Fiona Bruce, who is standing for re-election as Conservative MP for Congleton, Cheshire, said the outcome of the survey showed that calls for decriminalisation of abortion “come from a small, unrepresentative minority group”.

She said: “Pressure groups are seeking greater liberalisation of the law – but this survey shows they are totally at odds with the views of the British people, and especially of British women.

Women want greater support for those with unplanned pregnancies, and better protections for the unborn child, not least because medical advances mean that unborn children now have a better chance of surviving at an earlier stage than ever before.

“Activists are seeking to liberalise abortion law and effectively raise the abortion time limit – but only one per cent of women are in favour of that. Seventy per cent of women want the time limit to be lowered.”

The campaign to decriminalise abortion is being driven by abortion providers like the British Pregnancy Advisory Service (BPAS).

Miss Johnson was assisted in drafting her Bill by Professor Sally Sheldon, a BPAS trustee who has been awarded a grant of £512,000 of public funds to write a “biography” of the 1967 Act as part of the campaign for decriminalisation.

The campaign provoked additional controversy when last year Cathy Warwick, the chair of the BPAS trustees, used her position as chief executive of the Royal College of Midwives to put the college behind the push for abortion up to birth without the permission of members. She has since stepped down from the RCM.

The ComRes poll shows that the public not only has little sympathy for the objectives of the campaign but is also broadly against them.

Almost two thirds (60 per cent) of more than 2,000 men and women interviewed said the upper limit should be lowered to under 20 weeks, with a fifth of respondents (21 per cent) – the largest group – saying it should go down to 12 weeks.

Among the female respondents, the figure rose to almost three quarters (70 per cent) and to a quarter (24 per cent) respectively.

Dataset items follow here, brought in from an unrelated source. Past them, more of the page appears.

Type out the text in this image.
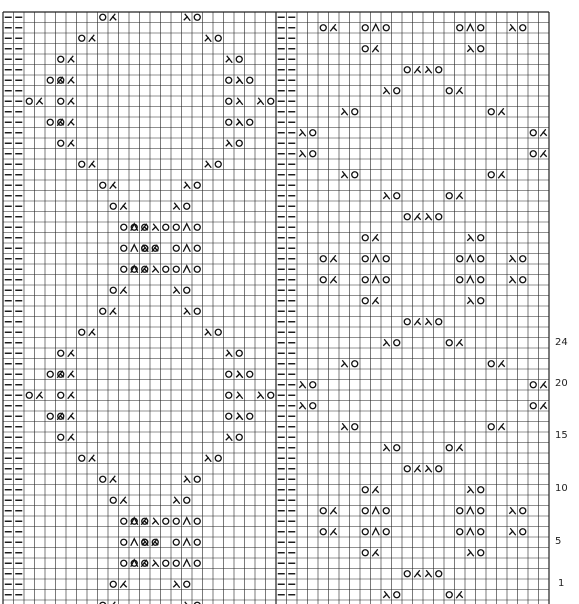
24
20
15
10
5
1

A huge majority (89 per cent) said that counselling should be taken out of the hands of the abortion providers, a figure rising to 93 per cent among women.

Eighty-nine per cent of respondents (and 91 per cent of women) called for a ban on sex-selective abortions, which the campaign to decriminalise abortion seeks to allow.

Almost 80 per cent of those polled were in favour of a mandatory five-day cooling off period when a woman asks for abortion.

About the same proportion were in favour of improved support for pregnancies to continue, and for protections to be introduced to stop pregnant women being coerced into abortions by family, partners, friends and others.

There was also a large majority (65 per cent) who said that parents must consent to abortions if they child is aged 15 years or younger.

Only one in five of those polled were in favour of scrapping the rights of doctors and others to object to performing abortions.

There was also widespread opposition to UK taxpayers’ money being used to fund abortions overseas, with 65 per cent of the population opposed to it, rising to 70 per cent among Tory Party voters.

The poll was commissioned by Where Do They Stand?, a pro-life movement seeking to inform voters of the intentions or record of candidates. The group will launch a website today at www.wheredotheystand.org.uk

Madeline Page, spokeswoman, said: “This polling suggests that many candidates standing for election are out of touch with where the general public, particularly women, stand on abortion.

“We have launched our website to ensure that anyone can find out exactly where their local candidates stand on the issues of abortion, assisted suicide and embryo research.”